What do we mean by “true parameter”?
- Start with a joint distribution, \(\gamma^\star(z, x)\), which we will call “nature”
- For each “experiment”: use \(\gamma^\star\) to simulate both a true parameter, \(z^\star\), and an associated dataset \(x^\star\): \((z^\star, x^\star) \sim \gamma^\star\). (\(=\) notion of “generating synthetic data from graphical model topic”)
What do we mean by “90% credible interval” a function \(C(x) = [L(x), R(x)]\) which (1) computes the posterior \(\pi(\cdot | x)\), and (2), selects left and right end points, \(l\), \(r\) such that \(\int_l^r \pi(z | x) {\text{d}}z = 0.9\).
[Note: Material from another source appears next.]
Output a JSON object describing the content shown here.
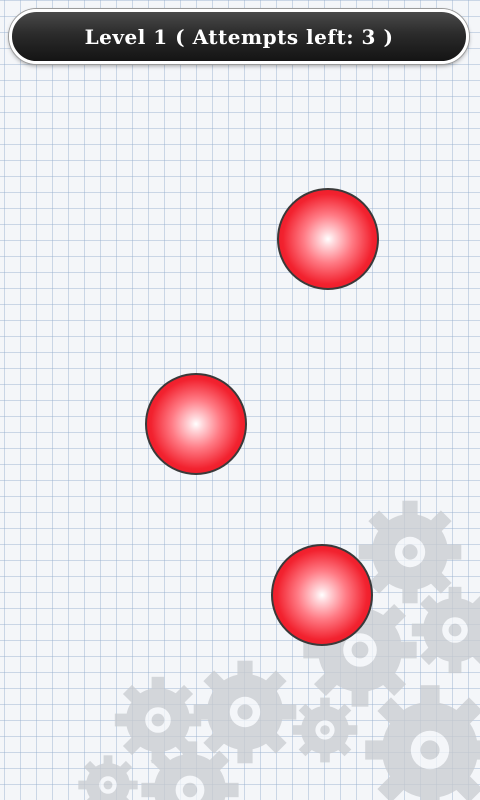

Example: HDI from last week.
What do we mean by “90% of the time”
- Loop over \(1, 2, \dots,\) numberOfExperiments
- generate synthetic data \((z^\star, x^\star) \sim \gamma^\star\)
- compute the credible \(C(x^\star)\)
- record if the true parameter is in the interval, \(z^\star \in C(x^\star)\)
- Consider the limit, as numberOfExperiments \(\to \infty\), of the fraction of times the true parameter is in the interval
- If the limit is equal to 0.9 we say the credible interval is calibrated (great!)
- If the limit is close to 0.9 we say the credible interval is approximately calibrated (that’s not too bad)
- If the limit is higher than 0.9, we say the credible interval is over-conservative (that’s not too bad)
- If the limit is lower than 0.9, we say the credible interval is anti-conservative (bad!)